Bulukumba, Sulawesi Selatan — Pengadilan Negeri (PN) Bulukumba menjalin kerja sama strategis dengan tiga lembaga di Kabupaten Bulukumba untuk memperkuat layanan kesehatan dan layanan bagi penyandang disabilitas. Kesepakatan tersebut dituangkan dalam penandatanganan nota kesepahaman (MoU) bersama Dinas Kesehatan Kabupaten Bulukumba, RSUD H. Andi Sultan Daeng Radja Kabupaten Bulukumba, serta UPT SLB Negeri 1 Bulukumba, yang berlangsung pada Jumat (23/1/2026).
Juru Bicara PN Bulukumba, Indra Ardiansyah, menyampaikan bahwa tiga MoU ini menitikberatkan pada penguatan layanan kesehatan bagi aparatur pengadilan, penyediaan layanan kesehatan khusus bagi penyandang disabilitas, serta peningkatan kapasitas aparatur peradilan agar mampu memberikan pelayanan yang ramah dan inklusif.
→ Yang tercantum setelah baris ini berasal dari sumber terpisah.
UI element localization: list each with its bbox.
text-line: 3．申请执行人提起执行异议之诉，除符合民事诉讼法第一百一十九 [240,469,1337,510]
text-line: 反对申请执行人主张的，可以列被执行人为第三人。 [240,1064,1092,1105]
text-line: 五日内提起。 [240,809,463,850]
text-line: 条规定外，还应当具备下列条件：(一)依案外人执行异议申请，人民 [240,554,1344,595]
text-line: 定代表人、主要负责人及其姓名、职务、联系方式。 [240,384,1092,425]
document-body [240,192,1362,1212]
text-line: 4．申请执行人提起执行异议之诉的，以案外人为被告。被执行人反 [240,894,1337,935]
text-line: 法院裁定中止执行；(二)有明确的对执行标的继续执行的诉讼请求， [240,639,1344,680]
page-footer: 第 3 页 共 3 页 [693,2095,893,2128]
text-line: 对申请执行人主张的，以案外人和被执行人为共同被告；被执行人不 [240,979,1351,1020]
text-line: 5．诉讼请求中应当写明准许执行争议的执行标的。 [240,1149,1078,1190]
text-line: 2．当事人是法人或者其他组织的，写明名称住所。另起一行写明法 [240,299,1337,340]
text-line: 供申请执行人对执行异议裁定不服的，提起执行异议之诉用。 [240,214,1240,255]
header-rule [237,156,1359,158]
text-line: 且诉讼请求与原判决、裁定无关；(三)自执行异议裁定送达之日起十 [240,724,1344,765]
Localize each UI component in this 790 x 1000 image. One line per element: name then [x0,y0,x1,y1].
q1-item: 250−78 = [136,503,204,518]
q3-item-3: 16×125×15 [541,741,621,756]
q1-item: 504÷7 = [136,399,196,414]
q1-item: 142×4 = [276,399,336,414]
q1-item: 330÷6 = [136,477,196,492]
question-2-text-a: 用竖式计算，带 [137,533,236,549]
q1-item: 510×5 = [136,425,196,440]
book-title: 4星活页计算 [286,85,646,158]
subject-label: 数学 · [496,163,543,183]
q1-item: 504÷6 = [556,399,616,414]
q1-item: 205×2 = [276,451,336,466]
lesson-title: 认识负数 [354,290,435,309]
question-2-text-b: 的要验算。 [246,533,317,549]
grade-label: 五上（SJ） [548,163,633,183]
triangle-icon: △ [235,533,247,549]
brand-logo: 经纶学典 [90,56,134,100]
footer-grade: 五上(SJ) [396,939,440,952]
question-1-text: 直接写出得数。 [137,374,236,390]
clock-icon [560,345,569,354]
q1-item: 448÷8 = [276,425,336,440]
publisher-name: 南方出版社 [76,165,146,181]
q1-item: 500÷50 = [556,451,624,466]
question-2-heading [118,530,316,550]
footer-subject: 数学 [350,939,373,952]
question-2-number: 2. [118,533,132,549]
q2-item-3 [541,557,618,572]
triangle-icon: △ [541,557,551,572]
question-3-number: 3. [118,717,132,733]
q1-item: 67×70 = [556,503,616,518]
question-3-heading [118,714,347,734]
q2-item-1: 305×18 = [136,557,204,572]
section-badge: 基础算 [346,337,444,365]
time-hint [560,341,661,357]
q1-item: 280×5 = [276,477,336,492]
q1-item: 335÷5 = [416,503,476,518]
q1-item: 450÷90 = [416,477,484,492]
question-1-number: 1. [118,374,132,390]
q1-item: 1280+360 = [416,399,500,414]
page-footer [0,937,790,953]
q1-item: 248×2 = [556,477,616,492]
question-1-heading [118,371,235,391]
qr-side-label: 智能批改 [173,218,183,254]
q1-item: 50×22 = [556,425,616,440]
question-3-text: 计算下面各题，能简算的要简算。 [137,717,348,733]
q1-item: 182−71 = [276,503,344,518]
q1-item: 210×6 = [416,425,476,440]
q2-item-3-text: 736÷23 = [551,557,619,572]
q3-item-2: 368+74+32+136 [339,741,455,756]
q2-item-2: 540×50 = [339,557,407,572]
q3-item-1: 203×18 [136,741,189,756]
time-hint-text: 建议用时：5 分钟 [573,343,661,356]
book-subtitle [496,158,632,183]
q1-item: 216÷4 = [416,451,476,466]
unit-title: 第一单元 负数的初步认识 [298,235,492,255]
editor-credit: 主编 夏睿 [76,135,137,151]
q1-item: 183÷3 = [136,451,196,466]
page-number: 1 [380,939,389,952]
MoU pertama ditandatangani antara PN Bulukumba dan Dinas Kesehatan Kabupaten Bulukumba, dengan fokus pada penyediaan layanan kesehatan bagi aparatur pengadilan. MoU kedua dijalin dengan RSUD H. Andi Sultan Daeng Radja Kabupaten Bulukumba, yang berfokus pada penyediaan layanan kesehatan bagi penyandang disabilitas. Adapun MoU ketiga dilakukan bersama UPT SLB Negeri 1 Bulukumba, yang menekankan penyediaan layanan bagi penyandang disabilitas sekaligus penguatan kapasitas aparatur dalam memberikan pelayanan yang inklusif.
Dalam sambutannya, Henu Sistha Aditya menyatakan kerja sama tersebut menjadi landasan penting untuk mendorong pelayanan peradilan yang lebih humanis dan berorientasi pada kebutuhan pengguna layanan. “Kerja sama ini menjadi fondasi penting untuk mewujudkan pelayanan peradilan yang benar-benar humanis, inklusif, dan berorientasi pada kebutuhan pengguna layanan,” ujarnya.
Setelah penandatanganan, kegiatan dilanjutkan dengan bimbingan teknis (bimtek) layanan disabilitas yang dipandu narasumber dari SLB Negeri 1 Bulukumba. Dalam sesi tersebut, aparatur PN Bulukumba mendapatkan pembekalan mengenai teknik komunikasi dasar, etika pelayanan, serta pendekatan yang tepat dalam melayani penyandang disabilitas di lingkungan peradilan.
Melalui kolaborasi lintas lembaga ini, Heru Sistha Aditya menegaskan komitmen untuk menghadirkan layanan peradilan yang lebih inklusif, humanis, dan berorientasi pada kebutuhan pengguna layanan, sehingga setiap warga, termasuk penyandang disabilitas, dapat mengakses keadilan secara setara dan bermartabat.